“Have dreams, have visions, and let no obstacle stop you.”
Ruth Gruber, now over 100 years old, has had a long and extraordinary career in which she played many different roles – writer, government official, photographer, and humanitarian. A 2010 documentary film based on her autobiography Ahead of Time: My Early Years as a Foreign Correspondent (1991) chronicles Gruber’s early career, which defied the limits and expectations placed on women at that time, and shows her important role in key moments in history.
Gruber was born to Russian Jewish immigrants in Brooklyn in 1911. She attended New York University at the young age of 15, and eventually won postgraduate fellowships from both the University of Wisconsin-Madison and the Institute of International Education in Cologne, Germany, where she became the youngest person in the world to receive a Ph.D.
She began writing about such hot button issues as Fascism and Communism for The New York Herald Tribune in 1935. Her success as a journalist and a foreign correspondent led to her appointment as Special Assistant to the United States Secretary of the Interior during World War II. It was in this role that she conducted a secret mission to Europe in 1944 to bring 1000 Jewish refugees and wounded American soldiers from Italy to the safety of the U.S. She later published a book based on her interviews of the refugees, Haven: The Dramatic Story of 1000 World War II Refugees and How They Came to America, which was adapted into a film in 2001.
After the war Gruber returned to journalism, writing for publications such as The New York Post and Hadassah Magazine. She continued to play a role in international affairs – the only journalist to interview the Exodus 1947 refugees, the first to enter the newly created Hashemite kingdom of Jordan.

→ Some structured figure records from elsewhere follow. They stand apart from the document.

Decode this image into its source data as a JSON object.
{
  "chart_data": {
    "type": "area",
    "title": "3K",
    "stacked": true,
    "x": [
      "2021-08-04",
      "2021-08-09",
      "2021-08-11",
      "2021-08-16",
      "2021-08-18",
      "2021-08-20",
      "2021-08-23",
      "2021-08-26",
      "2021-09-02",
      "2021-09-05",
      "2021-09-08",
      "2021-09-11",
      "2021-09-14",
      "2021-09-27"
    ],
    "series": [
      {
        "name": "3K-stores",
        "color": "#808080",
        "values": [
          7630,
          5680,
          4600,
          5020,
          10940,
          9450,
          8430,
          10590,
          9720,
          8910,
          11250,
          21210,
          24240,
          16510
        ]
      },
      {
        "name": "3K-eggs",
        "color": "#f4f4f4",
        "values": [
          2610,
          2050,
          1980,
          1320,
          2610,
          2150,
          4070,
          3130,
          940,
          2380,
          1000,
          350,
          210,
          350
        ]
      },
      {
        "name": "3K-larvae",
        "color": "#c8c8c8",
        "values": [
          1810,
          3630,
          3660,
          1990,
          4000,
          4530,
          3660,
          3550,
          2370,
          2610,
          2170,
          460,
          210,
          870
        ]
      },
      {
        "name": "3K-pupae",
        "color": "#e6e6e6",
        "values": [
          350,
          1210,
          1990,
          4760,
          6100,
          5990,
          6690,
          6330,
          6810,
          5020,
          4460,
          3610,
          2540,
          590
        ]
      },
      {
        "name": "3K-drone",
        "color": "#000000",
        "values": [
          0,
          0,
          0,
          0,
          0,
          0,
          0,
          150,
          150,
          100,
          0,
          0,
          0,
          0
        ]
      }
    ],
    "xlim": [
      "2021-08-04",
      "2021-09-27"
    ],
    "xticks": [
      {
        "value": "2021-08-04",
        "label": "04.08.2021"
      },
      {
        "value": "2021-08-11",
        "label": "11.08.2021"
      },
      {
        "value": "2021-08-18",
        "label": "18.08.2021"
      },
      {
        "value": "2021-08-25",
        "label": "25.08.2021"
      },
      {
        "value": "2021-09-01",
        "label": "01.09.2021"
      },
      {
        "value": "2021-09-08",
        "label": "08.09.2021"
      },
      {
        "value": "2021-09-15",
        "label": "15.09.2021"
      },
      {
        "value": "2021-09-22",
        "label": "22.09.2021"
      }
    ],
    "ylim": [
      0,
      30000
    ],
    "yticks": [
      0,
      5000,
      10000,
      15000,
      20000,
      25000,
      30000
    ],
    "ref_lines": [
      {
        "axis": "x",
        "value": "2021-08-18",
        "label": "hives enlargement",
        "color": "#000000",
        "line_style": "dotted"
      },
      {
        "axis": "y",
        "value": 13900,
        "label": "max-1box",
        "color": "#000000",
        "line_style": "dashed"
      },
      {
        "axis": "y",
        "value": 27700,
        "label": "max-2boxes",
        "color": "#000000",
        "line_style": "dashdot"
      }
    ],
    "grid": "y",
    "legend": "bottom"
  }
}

Her book Raquela: A Woman of Israel, about an Israeli nurse who worked in a British detention camp and in a hospital in Beersheba, won the National Jewish Book Award in 1979. She went on to publish Rescue: The Exodus of the Ethiopian Jews (1985) and what is considered to be the second volume of her autobiography, Inside of Time: My Journey from Alaska to Israel (2002).
Gruber has received many honors for her work, including the Na’amat Golda Meir Human Rights Award. She was also recently honored by National Coalition Against Censorship for her promotion of free expression. Gruber has two children and four grandchildren, and lives in New York City, where she originally began her incredible life.